Handout 6.1: Milan trifft eine Entscheidung

Living Democracy » Textbooks » Handout 6.1: Milan trifft eine Entscheidung

Milan war fast fertig, um in die Schule zu gehen, als sein Vater in die Küche kam.

„Milan, ich brauche heute wirklich deine Hilfe auf dem Feld. Kannst Du nicht ausnahmsweise zu Hause bleiben, statt in die Schule zu gehen? Die Ernte nimmt Schaden, wenn wir die Pflanzen noch länger stehen lassen.“

Milan war nicht glücklich.

„Papa, ich muss heute in die Schule“, sagte er, «heute findet die erste Sitzung des Schülerparlaments statt, und ich bin gerade als einer der Vertreter der 8. Klasse gewählt worden.“

„Aber du bist doch nicht der Einzige, der da hingeht, oder?“, sagte sein Vater. „Es wird nicht so darauf ankommen, ob du da bist oder nicht. Es gibt sicher auch andere Vertreter der 8. Klasse, oder etwa nicht?“

„Ja, aber ich würde die Leute enttäuschen, die mich gewählt haben, wenn ich nicht hinginge. Abgesehen davon haben wir heute unsere Physikstunde. Die will ich nicht verpassen. Ich muss meine Prüfungen bestehen, wenn ich auf die Universität möchte.“

Der Vater war nicht glücklich über diese Antwort und grummelte:

„Du sprichst davon, an die Uni zu gehen, als ob die Familie nichts zählen würde. Warum willst du nicht einsehen, dass wir dich zu Hause brauchen? Und wohin wirst du gehen, wenn du deinen Abschluss hast? Du wirst wohl kaum wieder hierher zurückkehren, das ist ja klar.“

„Du solltest dich darüber freuen, dass ich im Leben weiterkommen möchte“, schrie Milan wütend, „im Gegensatz zu vielen anderen Jungen der Gegend, die keinen Ehrgeiz haben. Zum Schluss werden sie alle nur das tun, was ihre Väter schon getan haben“.

„Es ist kein Fehler, ein wenig Respekt für die ältere Generation zu zeigen», antwortete Milans Vater, dem langsam die Geduld ausging.

„Dieses neumodische Geschwätz über Bildung macht mich ganz krank. Es scheint mir, du hast einige der alten Werte vergessen, als wir alle zusammenhielten. Du denkst nur an dich“.

Milan seufzte. Das hatte er alles schon tausendmal gehört.

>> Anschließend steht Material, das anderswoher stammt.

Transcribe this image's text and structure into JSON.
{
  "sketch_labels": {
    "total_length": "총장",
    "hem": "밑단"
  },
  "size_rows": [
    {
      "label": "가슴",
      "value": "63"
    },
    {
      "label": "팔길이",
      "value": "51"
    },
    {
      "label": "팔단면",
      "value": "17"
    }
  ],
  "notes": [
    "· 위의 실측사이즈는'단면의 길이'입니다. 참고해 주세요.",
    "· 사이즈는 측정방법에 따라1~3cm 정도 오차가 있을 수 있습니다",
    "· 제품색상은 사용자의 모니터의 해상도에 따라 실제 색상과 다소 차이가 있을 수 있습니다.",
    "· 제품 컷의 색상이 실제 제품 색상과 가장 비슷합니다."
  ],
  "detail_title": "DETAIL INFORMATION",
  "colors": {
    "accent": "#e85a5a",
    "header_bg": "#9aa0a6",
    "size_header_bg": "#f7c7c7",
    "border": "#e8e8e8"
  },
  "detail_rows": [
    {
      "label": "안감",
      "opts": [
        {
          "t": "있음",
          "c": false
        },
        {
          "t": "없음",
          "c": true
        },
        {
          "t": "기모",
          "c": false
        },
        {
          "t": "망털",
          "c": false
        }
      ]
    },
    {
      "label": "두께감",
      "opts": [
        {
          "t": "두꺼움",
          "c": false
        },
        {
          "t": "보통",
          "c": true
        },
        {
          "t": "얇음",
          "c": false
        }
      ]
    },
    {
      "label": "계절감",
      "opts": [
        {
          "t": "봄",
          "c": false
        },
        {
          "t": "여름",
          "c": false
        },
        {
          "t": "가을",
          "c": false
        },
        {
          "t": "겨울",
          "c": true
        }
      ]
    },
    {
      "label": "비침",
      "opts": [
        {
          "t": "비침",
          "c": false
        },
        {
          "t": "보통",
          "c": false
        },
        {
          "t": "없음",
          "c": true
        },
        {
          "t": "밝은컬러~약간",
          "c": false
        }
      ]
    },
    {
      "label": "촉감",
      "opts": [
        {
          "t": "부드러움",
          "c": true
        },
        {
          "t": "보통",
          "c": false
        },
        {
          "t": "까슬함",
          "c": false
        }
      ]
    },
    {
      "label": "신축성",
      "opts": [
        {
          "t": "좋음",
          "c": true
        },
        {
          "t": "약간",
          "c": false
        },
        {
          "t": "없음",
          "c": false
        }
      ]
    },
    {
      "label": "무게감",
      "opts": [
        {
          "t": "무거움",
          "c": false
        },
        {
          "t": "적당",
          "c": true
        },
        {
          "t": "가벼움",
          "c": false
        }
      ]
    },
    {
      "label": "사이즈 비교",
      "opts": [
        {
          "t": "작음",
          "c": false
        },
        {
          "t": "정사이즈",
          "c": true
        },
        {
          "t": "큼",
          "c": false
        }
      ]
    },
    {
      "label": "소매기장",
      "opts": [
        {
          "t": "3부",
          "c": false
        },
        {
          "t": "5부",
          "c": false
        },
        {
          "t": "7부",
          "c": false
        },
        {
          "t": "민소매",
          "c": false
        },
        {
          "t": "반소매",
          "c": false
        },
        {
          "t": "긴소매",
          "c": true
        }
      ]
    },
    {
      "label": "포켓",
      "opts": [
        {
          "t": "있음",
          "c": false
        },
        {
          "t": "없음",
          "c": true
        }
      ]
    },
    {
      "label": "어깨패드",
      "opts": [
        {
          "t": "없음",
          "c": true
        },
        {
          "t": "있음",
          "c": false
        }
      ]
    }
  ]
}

„Papa, wenn ich einen guten Job kriege, dann werde ich dich und die Familie sicher nicht vergessen. Wie kannst du nur so etwas von mir denken? Willst du wirklich, dass ich die Schule verlasse und nicht das erreiche, wozu ich fähig bin? Alle meine Lehrer sagen, ich könne ein guter Naturwissenschaftler werden. Vielleicht entdecke ich eines Tages Dinge, die allen Menschen auf der Welt helfen werden.“

Milans Vater schlug mit der Faust auf den Tisch.

„Als erstes bist du deiner Familie und Gemeinschaft verpflichtet, vor allem jetzt in diesen harten Zeiten. Du hast den Kopf voller Träume. Was kümmert dich denn die wirkliche Welt?“Die Worte seines Vaters verletzten Milan, aber er wollte es nicht zeigen. Eine Sekunde lang schaute er seinen Vater still und herausfordernd an. Dann drehte der alte Mann sich um und schlug die Tür hinter sich zu.

Milan setzte sich und seufzte. Er überlegte einen Moment, und dann entschied er sich. Er nahm seine Schulmappe und ging auf die Tür zu. Dann hielt er inne, nahm ein Blatt Papier, setzte sich und fing an, einen kurzen Brief an seinen Vater zu schreiben. Es war das Schwierigste, was er bis jetzt in seinem Leben getan hatte.